In Genf ist man erschüttert. «Die Affäre ist eine Schande für Genf», sagt Simon Brandt, Präsident der Stadtgenfer FDP gegenüber SRF News. Die FDP ist in der Stadtregierung nicht vertreten. Diese besteht aus CVP, SP, den Grünen und der Alternativen Linken. Derweil dominieren die bürgerlichen Parteien das Stadtparlament.
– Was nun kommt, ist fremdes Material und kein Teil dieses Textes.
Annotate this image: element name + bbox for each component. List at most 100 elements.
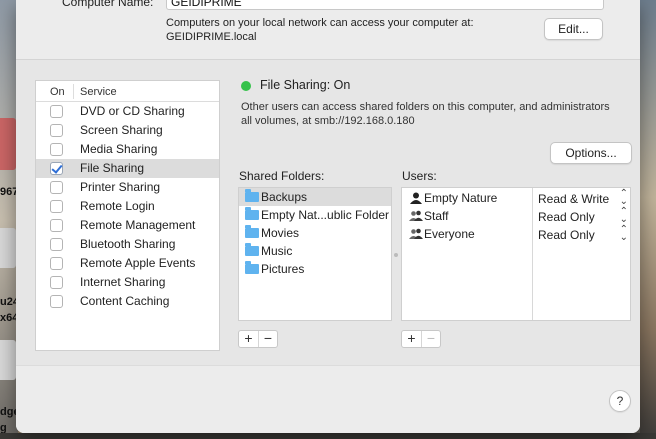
group-icon [409, 210, 423, 224]
folder-icon [245, 225, 259, 238]
service-checkbox[interactable] [50, 200, 63, 213]
add-user-button[interactable]: + [402, 331, 421, 347]
service-row-dvd-cd-sharing[interactable]: DVD or CD Sharing [36, 102, 219, 121]
folder-icon [245, 189, 259, 202]
permission-label: Read Only [538, 210, 595, 224]
shared-folders-list: Backups Empty Nat...ublic Folder Movies … [238, 187, 392, 321]
options-button[interactable]: Options... [550, 142, 632, 164]
computer-name-description: Computers on your local network can acce… [166, 16, 526, 44]
folder-row-music[interactable]: Music [239, 242, 391, 260]
column-header-service[interactable]: Service [80, 86, 117, 98]
folder-row-pictures[interactable]: Pictures [239, 260, 391, 278]
remove-user-button[interactable]: − [421, 331, 440, 347]
service-checkbox[interactable] [50, 238, 63, 251]
service-checkbox[interactable] [50, 219, 63, 232]
service-label: Remote Login [80, 199, 155, 213]
user-name: Staff [424, 209, 449, 223]
service-label: Media Sharing [80, 142, 158, 156]
service-row-remote-login[interactable]: Remote Login [36, 197, 219, 216]
folder-label: Music [261, 244, 293, 258]
permission-popup-everyone[interactable]: Read Only ⌃ ⌄ [538, 225, 630, 243]
service-checkbox[interactable] [50, 181, 63, 194]
column-separator [73, 84, 74, 99]
group-icon [409, 228, 423, 242]
chevron-updown-icon: ⌃ ⌄ [619, 188, 628, 207]
user-name: Empty Nature [424, 191, 498, 205]
sharing-preferences-window: Computer Name: GEIDIPRIME Computers on y… [16, 0, 640, 433]
desktop-thumbnail-3[interactable] [0, 340, 16, 380]
service-row-media-sharing[interactable]: Media Sharing [36, 140, 219, 159]
folder-icon [245, 243, 259, 256]
computer-name-field[interactable]: GEIDIPRIME [166, 0, 604, 10]
desktop-background-bottom [0, 433, 656, 439]
sharing-main-panel: On Service DVD or CD Sharing Screen Shar… [16, 60, 640, 365]
service-row-file-sharing[interactable]: File Sharing [36, 159, 219, 178]
permission-popup-empty-nature[interactable]: Read & Write ⌃ ⌄ [538, 189, 630, 207]
user-row-empty-nature[interactable]: Empty Nature [402, 189, 532, 207]
folder-label: Backups [261, 190, 308, 204]
desktop-thumbnail-1[interactable] [0, 118, 16, 170]
remove-folder-button[interactable]: − [258, 331, 277, 347]
service-checkbox[interactable] [50, 295, 63, 308]
file-sharing-status: File Sharing: On [260, 78, 351, 92]
service-row-remote-management[interactable]: Remote Management [36, 216, 219, 235]
users-column-divider [532, 188, 533, 320]
add-folder-button[interactable]: + [239, 331, 258, 347]
service-checkbox[interactable] [50, 105, 63, 118]
folder-label: Pictures [261, 262, 305, 276]
service-checkbox[interactable] [50, 124, 63, 137]
service-label: File Sharing [80, 161, 145, 175]
status-indicator-icon [241, 81, 251, 91]
service-row-screen-sharing[interactable]: Screen Sharing [36, 121, 219, 140]
permission-label: Read Only [538, 228, 595, 242]
user-row-staff[interactable]: Staff [402, 207, 532, 225]
desktop-thumbnail-2[interactable] [0, 228, 16, 268]
service-label: Bluetooth Sharing [80, 237, 176, 251]
service-list-header: On Service [36, 81, 219, 102]
chevron-updown-icon: ⌃ ⌄ [619, 224, 628, 243]
users-list: Empty Nature Staff Everyone Read & Write… [401, 187, 631, 321]
service-checkbox-checked[interactable] [50, 162, 63, 175]
users-label: Users: [402, 169, 437, 183]
user-row-everyone[interactable]: Everyone [402, 225, 532, 243]
service-label: Printer Sharing [80, 180, 161, 194]
shared-folders-label: Shared Folders: [239, 169, 325, 183]
folder-row-movies[interactable]: Movies [239, 224, 391, 242]
folder-icon [245, 207, 259, 220]
chevron-updown-icon: ⌃ ⌄ [619, 206, 628, 225]
file-sharing-description-line2: all volumes, at smb://192.168.0.180 [241, 115, 415, 127]
service-rows: DVD or CD Sharing Screen Sharing Media S… [36, 102, 219, 311]
permission-label: Read & Write [538, 192, 610, 206]
service-checkbox[interactable] [50, 257, 63, 270]
split-view-handle[interactable] [394, 253, 398, 257]
column-header-on[interactable]: On [50, 86, 65, 98]
computer-name-section: Computer Name: GEIDIPRIME Computers on y… [16, 0, 640, 60]
service-checkbox[interactable] [50, 276, 63, 289]
permission-popup-staff[interactable]: Read Only ⌃ ⌄ [538, 207, 630, 225]
edit-button[interactable]: Edit... [544, 18, 603, 40]
service-row-internet-sharing[interactable]: Internet Sharing [36, 273, 219, 292]
computer-name-description-line2: GEIDIPRIME.local [166, 31, 257, 43]
computer-name-description-line1: Computers on your local network can acce… [166, 17, 474, 29]
service-label: Remote Management [80, 218, 196, 232]
computer-name-label: Computer Name: [62, 0, 154, 9]
service-row-bluetooth-sharing[interactable]: Bluetooth Sharing [36, 235, 219, 254]
service-checkbox[interactable] [50, 143, 63, 156]
help-button[interactable]: ? [609, 390, 631, 412]
service-label: Screen Sharing [80, 123, 163, 137]
service-list: On Service DVD or CD Sharing Screen Shar… [35, 80, 220, 351]
folder-row-public-folder[interactable]: Empty Nat...ublic Folder [239, 206, 391, 224]
shared-folders-add-remove: + − [238, 330, 278, 348]
service-label: Internet Sharing [80, 275, 166, 289]
file-sharing-description-line1: Other users can access shared folders on… [241, 101, 610, 113]
folder-row-backups[interactable]: Backups [239, 188, 391, 206]
service-label: Remote Apple Events [80, 256, 196, 270]
service-row-content-caching[interactable]: Content Caching [36, 292, 219, 311]
desktop-background-right [640, 0, 656, 439]
service-row-remote-apple-events[interactable]: Remote Apple Events [36, 254, 219, 273]
user-name: Everyone [424, 227, 475, 241]
single-user-icon [409, 192, 423, 207]
service-row-printer-sharing[interactable]: Printer Sharing [36, 178, 219, 197]
users-add-remove: + − [401, 330, 441, 348]
service-label: Content Caching [80, 294, 170, 308]
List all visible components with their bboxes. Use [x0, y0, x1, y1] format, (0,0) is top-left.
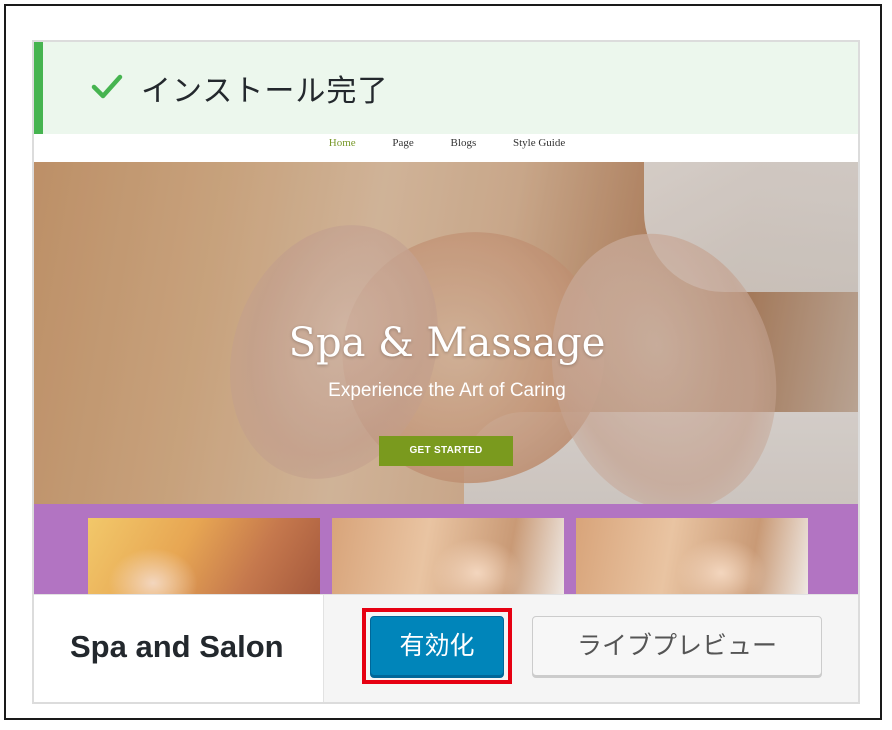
- thumbnail-image-2: [332, 518, 564, 594]
- theme-name: Spa and Salon: [70, 629, 284, 664]
- thumbnail-band: [34, 504, 858, 594]
- get-started-button: GET STARTED: [379, 436, 513, 466]
- thumbnail-image-3: [576, 518, 808, 594]
- nav-item-style-guide: Style Guide: [512, 137, 566, 149]
- theme-screenshot[interactable]: Home Page Blogs Style Guide Spa & Massag…: [34, 134, 858, 594]
- theme-actions-bar: Spa and Salon 有効化 ライブプレビュー: [34, 594, 858, 702]
- nav-item-page: Page: [392, 137, 414, 149]
- hero-title: Spa & Massage: [288, 320, 606, 366]
- hero-banner: Spa & Massage Experience the Art of Cari…: [34, 162, 858, 504]
- site-nav: Home Page Blogs Style Guide: [34, 134, 858, 162]
- thumbnail-image-1: [88, 518, 320, 594]
- nav-item-home: Home: [328, 137, 356, 149]
- notice-text: インストール完了: [141, 74, 389, 109]
- hero-subtitle: Experience the Art of Caring: [328, 380, 566, 401]
- activate-button[interactable]: 有効化: [370, 616, 504, 676]
- live-preview-button[interactable]: ライブプレビュー: [532, 616, 822, 676]
- screenshot-frame: インストール完了 Home Page Blogs Style Guide Spa…: [4, 4, 882, 720]
- checkmark-icon: [91, 74, 123, 99]
- install-complete-notice: インストール完了: [34, 42, 858, 134]
- theme-card: インストール完了 Home Page Blogs Style Guide Spa…: [32, 40, 860, 704]
- nav-item-blogs: Blogs: [450, 137, 477, 149]
- theme-name-box: Spa and Salon: [34, 595, 324, 702]
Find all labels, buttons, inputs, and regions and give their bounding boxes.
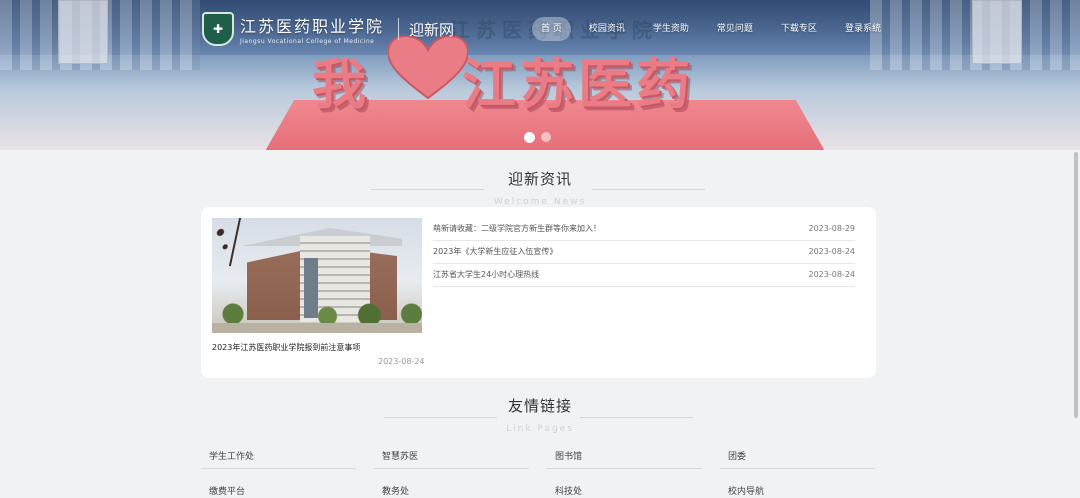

Von bürgerlicher Seite kommen nach der Spesenaffäre deutliche Forderungen auf: Alle ungerechtfertigt erstatteten Spesen müssten zurückbezahlt werden, sagt Brandt. Vor allem CVP-Mann Guillaume Barazzone, der auch im Nationalrat sitzt, ist im Fokus. Er räumte gestern umgehend Fehler ein und kündigte an, über 50'000 Franken zurückzuzahlen – als einziger der fünf Stadträte.

Die Genfer CVP hält zu ihrem 36-jährigen Polit-Jungstar. Philippe Fleury, Vizepräsident der Genfer CVP, wählt dennoch deutliche Worte: «Das ist keine Ruhmesstunde für Barazzone. Er ist noch jung, mit allen Fehlern und Qualitäten, die das mit sich bringt. Er war unvorsichtig und muss dieses Verhalten nun sofort ändern.»

Für den Geschäftsführer von Transparency ist klar: Ungerechtfertigte Handykosten, übermässige Taxifahrten, opulente Essen – alles bezahlt vom Steuerzahler, das sei kein Kavaliersdelikt: «Solche Fälle verletzen das Vertrauen in die politischen Institutionen und die gewählten Politikerinnen und Politiker.» Zudem seien Spesenexzesse Missbräuche von Steuergeldern. «Das ist sehr schädlich für unsere Demokratie. Deswegen ist es wichtig, dass wir solche Fälle möglichst unterbinden können», sagt Hilti.

Er fordert Kantone und Gemeinden auf, ihre Spesenreglemente genau anzuschauen. Eine exakte Übersicht über die verschiedensten Entschädigungspraktiken und Reglemente habe man zwar nicht, aber man gehe davon aus, dass in vielen Kantonen und Gemeinden die Vorgaben und Kontrollen von Spesenbezügen noch mangelhaft sei.